SLR - May 2019 - Stephen E. Dunham
Reference: Heijboer RRO, Lubberts B, Guss D, Johnson AH, Moon DK, DiGiovanni CW. Venous Thromboembolism and Bleeding Adverse Events in Lower Leg, Ankle and Foot Orthopaedic Surgery with and Without Anticoagulants. J Bone Joint Surg Am. 2019 Mar 20;101(6):539–546.Scientific Literature Review
Reviewed By: Stephen E. Dunham, DPM
Residency Program: Health Alliance Hospital, Kingston, NY
Podiatric Relevance: Patients in the hospital setting undergoing podiatric surgical procedures may have established comorbidities increasing their risk in developing a venous thromboembolism (VTE). It is critical for podiatric surgeons to evaluate these risks and to weigh the advantages and disadvantages in using prophylactic anticoagulants. Current literature is conflicting regarding the use of prophylactic anticoagulants for procedures below the knee. This paper aims to shed light on the development of venous thromboembolisms versus bleeding adverse events for lower-extremity surgical patients under prophylactic anticoagulant therapy.
Methods: This retrospective study compares 5,286 patients who underwent orthopaedic lower-extremity surgery under anticoagulant prophylaxis for primary prevention of VTE versus 5,286 orthopaedic lower-extremity surgery patients who were not. CPT and ICD-9 codes of a tertiary care referral center were reviewed to identify the cohort between August 1, 2005 and July 31, 2015. Patients excluded were those with postoperative follow-up <90 days, presentation of VTE on admission, blood loss or major bleeding at site other than below the knee, nonorthopaedic surgery and use of an antiplatelet drug before or after surgery. Those included were subdivided into four surgical categories: 1) forefoot/midfoot, 2) hindfoot/ankle, 3) lower leg and 4) combination thereof. Primary outcome of interest was symptomatic PE and/or DVT of the lower extremity. Secondary outcome of interest was postoperative bleeding after use of anticoagulants subdivided into Major (fatal, developed in critical organ, required reoperation, fall of hemoglobin >2.0 g/dL or required transfusion >2 units of whole blood or packed cells) and Minor (clinically overt bleeding not meeting Major criteria). Anticoagulants administered were vitamin K antagonists, non-vitamin K antagonists and oral factor Xa inhibitors. Comorbidity data was collected by ICD-9 and status determined by Charlson Comorbidity Index. Propensity Score Matching method was used to minimize selection bias.
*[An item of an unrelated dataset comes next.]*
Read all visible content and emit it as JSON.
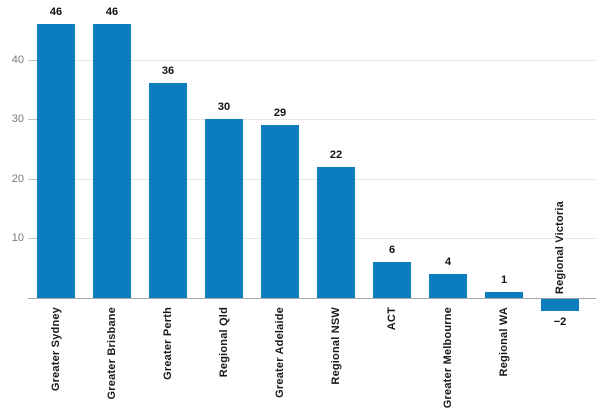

Logistic regression model was used to establish pairs of patients and were matched on treatment status based on similar propensity score. Statistical analysis was performed to assess distributed data, VTE versus bleeding adverse events, including time from surgery to event, and relationship of VTE and bleeding adverse events to prophylaxis.
Results: No significant difference was noted in the development of a VTE with an anticoagulant versus no prophylaxis in either the forefoot/midfoot (0.2 percent vs. 0.8 percent of cohort, respectively) or the hindfoot/ankle (0.4 percent vs. 1.4 percent of cohort, respectively) groups. A significant difference was identified in the development of a bleeding adverse event with an anticoagulant (2.9 percent of cohort) versus no prophylaxis (1.5 percent of cohort) (P value 0.039) for the forefoot/midfoot surgical group. No significant difference was noted for bleeding adverse events in the hindfoot/ankle surgical group. A three-fold reduction in VTE rate who received anticoagulant prophylaxis was identified though a two-fold increase in risk of bleeding adverse events was present.
Conclusion: Although the authors identify a significant difference within forefoot/midfoot group between increased bleeding adverse events and anticoagulation, they go on to state that ultimately large-scale, prospective studies are necessary to better understand true incidences of these events. For the immediate future, surgeons must continue to weigh the protective benefits versus risk of bleeding adverse events on a case-by-case basis.